Went to the show at Headington School after tea . . . They did a scene from Nicholas Nickelby wh. was not badly acted and for a moment made me remember the Wynyard terro
rs—a high, but subjective tribute to amateurs.3 They also did Arnold’s Tristram (v. badly) and Yeats’ Land of Heart’s Desire: even school girl acting could not quite spoil its wonderful beauty.
Sunday 2 April: A beautiful spring day. D busy cutting oranges for marmalade. I sat in my own bedroom by an open window in bright sunshine and started a poem on ‘Dymer’ in rhyme royal. I walked on Shotover in the afternoon, much disturbed by all the boys and girls out for their Sunday walk. In the evening we played bridge—very dull hands all round, and Maureen talking all the time. I read Colonel Repington’s book aloud, which we are enjoying very much.4 Late getting to bed. Still very worried by the non-arrival of D’s pass book.5
Monday 3 April: Got a letter from home in the morning . . . My father seems in good form. It snowed hard all day: in the afternoon I had good fun shovelling and trying to get the roof clear, as it was sending down sudden drifts in front of the hall door, with a noise like thunder. I worked at Roman history notes all the morning and at Adamson’s chapters on Aristotle after lunch.6 A rather depressing day: in the evening more history and more Repington. Maureen in wonderful spirits.

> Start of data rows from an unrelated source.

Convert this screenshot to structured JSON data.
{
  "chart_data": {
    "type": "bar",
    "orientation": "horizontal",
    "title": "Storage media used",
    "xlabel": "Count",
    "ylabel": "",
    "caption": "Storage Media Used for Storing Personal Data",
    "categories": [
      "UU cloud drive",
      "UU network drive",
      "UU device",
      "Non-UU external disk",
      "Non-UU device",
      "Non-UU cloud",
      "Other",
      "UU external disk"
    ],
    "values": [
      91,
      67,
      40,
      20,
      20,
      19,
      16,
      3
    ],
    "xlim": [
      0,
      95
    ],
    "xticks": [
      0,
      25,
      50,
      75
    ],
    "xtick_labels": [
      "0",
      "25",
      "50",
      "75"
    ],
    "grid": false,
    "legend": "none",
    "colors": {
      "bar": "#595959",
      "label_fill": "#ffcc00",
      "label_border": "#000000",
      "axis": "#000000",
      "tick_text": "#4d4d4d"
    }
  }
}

Tuesday 4 April: I walked into Oxford and left two poems (‘Misfire’ and the ‘Offa’ one) to be typewritten. Remembering yesterday, I set out in a coat and suffered from heat—the day turning out sunny and beautiful—all the more so for the drifts of snow lying under the hedges etc.
Worked at Adamson before lunch: I am beginning to get the hang of Aristotle’s theory of eidee. Form and matter are almost the same as actuality and potentiality . . . This leads to Soul as the realisation of organic potentialities: the ‘living body’, a great advance on the old Animism of Body plus Ghost, tho’ seemingly fatal to immortality. Can’t see why nous whd. be on a different footing.